Having praised the Prime Minister and the Government, perhaps I may, as is perhaps proper for a Cross-Bencher, balance that by coming a little closer to home and saying that it was surely a mistake for the Prime Minister not to see soon-to-be-President Hollande when he was in London before the recent French election. Whatever one thinks will happen to the eurozone or about the future of the European Union, the position of France will be crucial. In foreign policy and defence, relations between France and Britain, within the EU and NATO and bilaterally, will be crucial. It is therefore wholly in Britain’s interest to get to know and to talk to serious French presidential candidates. For some months before the election, it was pretty clear to French policy watchers that it was at least possible—to many of us, probable—that Monsieur Hollande would become President of France.

If I may for one moment sink into my anecdotage, I remember that when I was ambassador in France, Tony Blair, as leader of the Opposition, came to see President Chirac and Prime Minister Juppé, both leaders of the French right, just before the 1997 election. At the end of the meeting with Prime Minister Juppé, at which Mr Blair had expounded British prospective economic policy, Prime Minister Juppé replied, I thought rather wistfully, that he feared that such a policy would be far too right wing for France. I do not for a moment suggest that if Monsieur Hollande had expounded his economic policy to the Prime Minister, the Prime Minister would have responded in the same way; none the less meetings of that kind are important and useful. I hope that in future the Prime Minister will see his way to meeting prospective French Presidents or, indeed, prospective German Chancellors if, as may often be the case, they are passing through London.

Finally, on our own embassies around the world, when I look back to the run-up to the war in Iraq and its aftermath, I find it hard to avoid the conclusion that we suffered from having no embassy in Baghdad between 1991 and 2003. We did not have that feeling and understanding for the country, its rulers and its people which comes from day-to-day contact with even the most detestable of regimes. We were, as a consequence, less well able than we might have been to judge the likely consequences of our actions. I therefore find it worrying that we currently have no diplomatic staff in either Tehran or Damascus, in two countries at the very heart of our foreign policy, or in Bamako in Mali, a country which, as the noble Lord, Lord King, said earlier in the debate, is at the heart of instability following the conflict in Libya.

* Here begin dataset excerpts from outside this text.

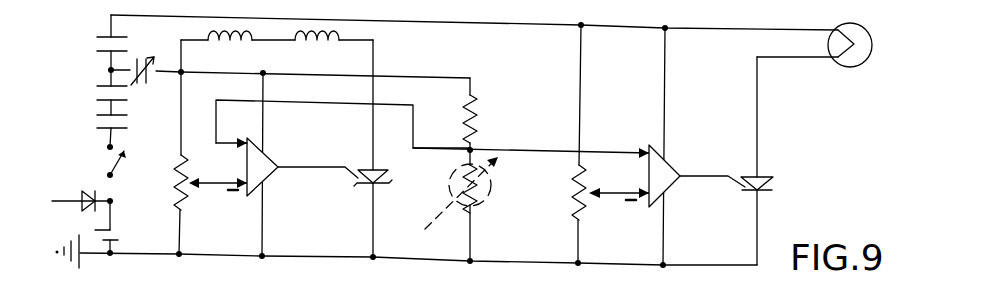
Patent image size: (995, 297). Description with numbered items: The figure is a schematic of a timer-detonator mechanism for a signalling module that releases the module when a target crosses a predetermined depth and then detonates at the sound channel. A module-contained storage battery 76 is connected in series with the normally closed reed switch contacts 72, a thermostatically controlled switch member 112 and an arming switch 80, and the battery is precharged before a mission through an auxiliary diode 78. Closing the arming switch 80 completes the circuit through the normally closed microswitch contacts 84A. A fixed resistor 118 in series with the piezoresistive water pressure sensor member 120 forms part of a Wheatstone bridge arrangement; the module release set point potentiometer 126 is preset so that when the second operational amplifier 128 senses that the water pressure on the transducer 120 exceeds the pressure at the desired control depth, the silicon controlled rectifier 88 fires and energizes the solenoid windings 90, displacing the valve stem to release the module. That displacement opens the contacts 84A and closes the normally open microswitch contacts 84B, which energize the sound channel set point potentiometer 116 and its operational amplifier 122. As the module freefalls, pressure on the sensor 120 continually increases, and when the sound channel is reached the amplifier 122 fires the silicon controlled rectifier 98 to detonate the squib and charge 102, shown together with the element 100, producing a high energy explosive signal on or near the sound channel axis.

The normally open microswitch contacts 84B is at (97, 38).
The normally closed microswitch contacts 84A is at (150, 85).
The reed switch contacts 72 is at (97, 86).
The thermostatically controlled switch member 112 is at (97, 128).
The arming switch 80 is at (107, 147).
The auxiliary diode 78 is at (82, 196).
The storage battery 76 is at (123, 227).
The solenoid windings 90 is at (250, 46).
The module release set point potentiometer 126 is at (210, 196).
The second operational amplifier 128 is at (287, 158).
The silicon controlled rectifier 88 is at (352, 183).
The fixed resistor 118 is at (493, 119).
The piezoresistive water pressure sensor member 120 is at (470, 202).
The sound channel set point potentiometer 116 is at (590, 206).
The operational amplifier 122 is at (666, 150).
The silicon controlled rectifier 98 is at (772, 190).
The lamp 100 is at (846, 22).
The squib and charge 102 is at (864, 31).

I entirely understand and support the need to put the safety of our staff first. Particularly in Tehran, after the invasion of the embassy compounds, evacuation was the only course open to us. The question now is how we can get our staff back securely to Tehran, Damascus and Bamako in order to report, influence, protect and promote our interests. There are ways in which that can be done, step by step. I hope that the Minister will be able to assure us at the end of the debate that it is indeed the intention that our staff should return. I hope also that it will be the aim of the Government to preserve our staff securely in other difficult and sometimes dangerous places such as Kabul, Khartoum and Juba. Their presence will continue to be essential to protect and promote our interests and, in particular, to meet the objectives set out by the noble Lord, Lord Howell, in his speech at the beginning of this debate of responding to crises, focusing on poverty reduction and increasing our interests in Africa.